0.10 forest 55 1 1 1 1 1 1 3 3 2 2 1 1 3 2 1 1 1 1 2 1 1 2 5 1 1 1 1 2 1 1 1 1 1 0 0 0 0 0 0 0 0 0 0 0 0 0 0 0 0 0 0 0 0 0 0 0.10 pasture 55 0 0 0 1 1 0 1 0 0 5 0 0 0 0 0 2 0 0 0 3 0 0 2 1 0 1 0 0 0 0 0 0 1 2 1 1 1 1 1 7 1 1 2 1 1 1 1 1 1 1 1 1 2 1 1

This indicates that the label for the OTU definition was 0.10. The first line is from the forest sample and the second is from the pasture sample. There are a total of 55 OTUs between the two communities.
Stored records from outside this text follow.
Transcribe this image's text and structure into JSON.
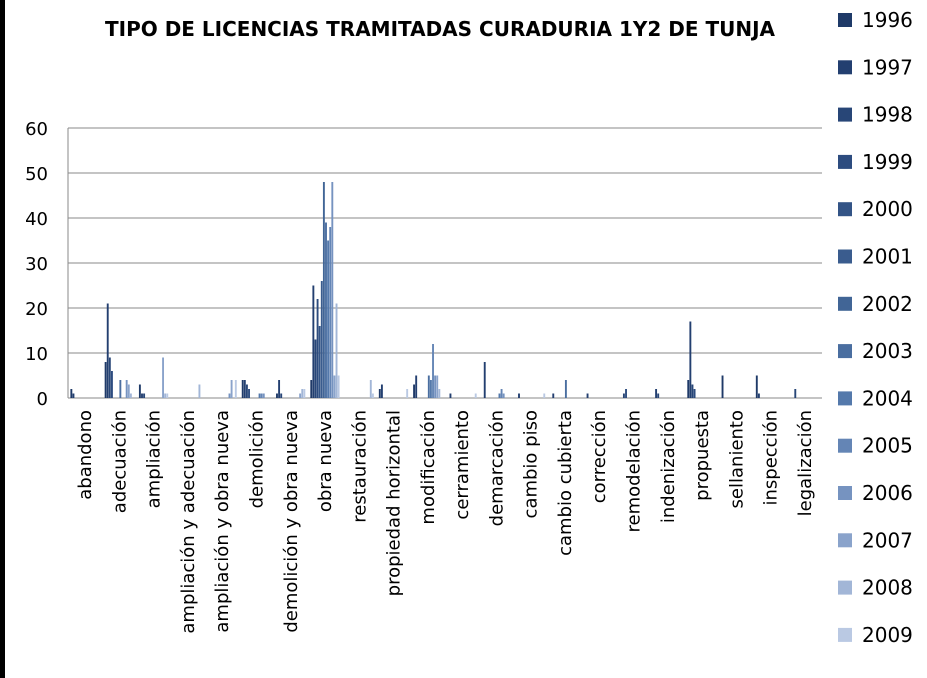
{
  "chart_data": {
    "type": "bar",
    "title": "TIPO DE LICENCIAS TRAMITADAS CURADURIA 1Y2 DE TUNJA",
    "categories": [
      "abandono",
      "adecuación",
      "ampliación",
      "ampliación y adecuación",
      "ampliación y obra nueva",
      "demolición",
      "demolición y obra nueva",
      "obra nueva",
      "restauración",
      "propiedad horizontal",
      "modificación",
      "cerramiento",
      "demarcación",
      "cambio piso",
      "cambio cubierta",
      "corrección",
      "remodelación",
      "indenización",
      "propuesta",
      "sellaniento",
      "inspección",
      "legalización"
    ],
    "series": [
      {
        "name": "1996",
        "color": "#1f3a68",
        "values": [
          2,
          8,
          3,
          0,
          0,
          4,
          1,
          4,
          0,
          2,
          3,
          0,
          0,
          0,
          0,
          0,
          0,
          0,
          4,
          5,
          5,
          0
        ]
      },
      {
        "name": "1997",
        "color": "#233f70",
        "values": [
          1,
          21,
          1,
          0,
          0,
          4,
          4,
          25,
          0,
          3,
          5,
          1,
          8,
          1,
          1,
          1,
          0,
          2,
          17,
          0,
          1,
          0
        ]
      },
      {
        "name": "1998",
        "color": "#284677",
        "values": [
          0,
          9,
          1,
          0,
          0,
          3,
          1,
          13,
          0,
          0,
          0,
          0,
          0,
          0,
          0,
          0,
          1,
          1,
          3,
          0,
          0,
          2
        ]
      },
      {
        "name": "1999",
        "color": "#2d4c7f",
        "values": [
          0,
          6,
          0,
          0,
          0,
          2,
          0,
          22,
          0,
          0,
          0,
          0,
          0,
          0,
          0,
          0,
          2,
          0,
          2,
          0,
          0,
          0
        ]
      },
      {
        "name": "2000",
        "color": "#335486",
        "values": [
          0,
          0,
          0,
          0,
          0,
          0,
          0,
          16,
          0,
          0,
          0,
          0,
          0,
          0,
          0,
          0,
          0,
          0,
          0,
          0,
          0,
          0
        ]
      },
      {
        "name": "2001",
        "color": "#3a5c8e",
        "values": [
          0,
          0,
          0,
          0,
          0,
          0,
          0,
          26,
          0,
          0,
          0,
          0,
          0,
          0,
          0,
          0,
          0,
          0,
          0,
          0,
          0,
          0
        ]
      },
      {
        "name": "2002",
        "color": "#416596",
        "values": [
          0,
          0,
          0,
          0,
          0,
          0,
          0,
          48,
          0,
          0,
          0,
          0,
          0,
          0,
          0,
          0,
          0,
          0,
          0,
          0,
          0,
          0
        ]
      },
      {
        "name": "2003",
        "color": "#4a6ea0",
        "values": [
          0,
          4,
          0,
          0,
          0,
          0,
          0,
          39,
          0,
          0,
          5,
          0,
          0,
          0,
          4,
          0,
          0,
          0,
          0,
          0,
          0,
          0
        ]
      },
      {
        "name": "2004",
        "color": "#5479ab",
        "values": [
          0,
          0,
          0,
          0,
          0,
          1,
          0,
          35,
          0,
          0,
          4,
          0,
          1,
          0,
          0,
          0,
          0,
          0,
          0,
          0,
          0,
          0
        ]
      },
      {
        "name": "2005",
        "color": "#6485b5",
        "values": [
          0,
          0,
          0,
          0,
          0,
          1,
          0,
          38,
          0,
          0,
          12,
          0,
          2,
          0,
          0,
          0,
          0,
          0,
          0,
          0,
          0,
          0
        ]
      },
      {
        "name": "2006",
        "color": "#7693c0",
        "values": [
          0,
          4,
          0,
          0,
          1,
          1,
          0,
          48,
          0,
          0,
          5,
          0,
          1,
          0,
          0,
          0,
          0,
          0,
          0,
          0,
          0,
          0
        ]
      },
      {
        "name": "2007",
        "color": "#8aa3cb",
        "values": [
          0,
          3,
          9,
          0,
          4,
          0,
          1,
          5,
          0,
          0,
          5,
          0,
          0,
          0,
          0,
          0,
          0,
          0,
          0,
          0,
          0,
          0
        ]
      },
      {
        "name": "2008",
        "color": "#a2b6d7",
        "values": [
          0,
          1,
          1,
          3,
          0,
          0,
          2,
          21,
          4,
          0,
          2,
          0,
          0,
          0,
          0,
          0,
          0,
          0,
          0,
          0,
          0,
          0
        ]
      },
      {
        "name": "2009",
        "color": "#bac9e3",
        "values": [
          0,
          0,
          1,
          0,
          4,
          0,
          2,
          5,
          1,
          2,
          0,
          1,
          0,
          1,
          0,
          0,
          0,
          0,
          0,
          0,
          0,
          0
        ]
      }
    ],
    "ylim": [
      0,
      60
    ],
    "yticks": [
      0,
      10,
      20,
      30,
      40,
      50,
      60
    ],
    "grid": true,
    "legend": "right"
  }
}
Writing the data in a more presentable manner we see:

index | forest | pasture | shared |
---|---|---|---|

1 | 1 | 0 | |

2 | 1 | 0 | |

3 | 1 | 0 | |

4 | 1 | 1 | X |

5 | 1 | 0 | |

6 | 1 | 0 | |

7 | 3 | 1 | X |

8 | 3 | 0 | |

9 | 2 | 0 | |

10 | 2 | 5 | X |

11 | 1 | 0 | |

12 | 1 | 0 | |

13 | 3 | 0 | |

14 | 2 | 0 | |

15 | 1 | 0 | |

16 | 1 | 3 | X |

17 | 1 | 0 | |

18 | 1 | 0 | |

19 | 2 | 0 | |

20 | 1 | 3 | X |

21 | 1 | 0 | |

22 | 2 | 0 | |

23 | 5 | 2 | X |

24 | 1 | 1 | X |

25 | 1 | 0 | |

26 | 1 | 1 | X |

27 | 1 | 0 | |

28 | 2 | 0 | |

29 | 1 | 0 | |

30 | 1 | 0 | |

31 | 1 | 0 | |

32 | 1 | 0 | |

33 | 1 | 1 | X |

34 | 0 | 2 | |

35 | 0 | 1 | |

36 | 0 | 1 | |

37 | 0 | 1 | |

38 | 0 | 1 | |

39 | 0 | 1 | |

40 | 0 | 7 | |

41 | 0 | 1 | |

42 | 0 | 1 | |

43 | 0 | 2 | |

44 | 0 | 1 | |

45 | 0 | 1 | |

46 | 0 | 1 | |

47 | 0 | 1 | |

48 | 0 | 1 | |

49 | 0 | 1 | |

50 | 0 | 1 | |

51 | 0 | 1 | |

52 | 0 | 1 | |

53 | 0 | 2 | |

54 | 0 | 1 | |

55 | 0 | 1 | |

Total | 33 | 31 | 9 |

Using these sums to evaluate *R* we get:

<math>R=-0.718</math>

Running...

mothur > summary.shared(calc=mempearson)

...and opening 98_lt_phylip_amazon.fn.shared.summary gives:

label comparison mempearson 0.10 forest pasture -0.718421

These are the same values that we found above for a cutoff of 0.10.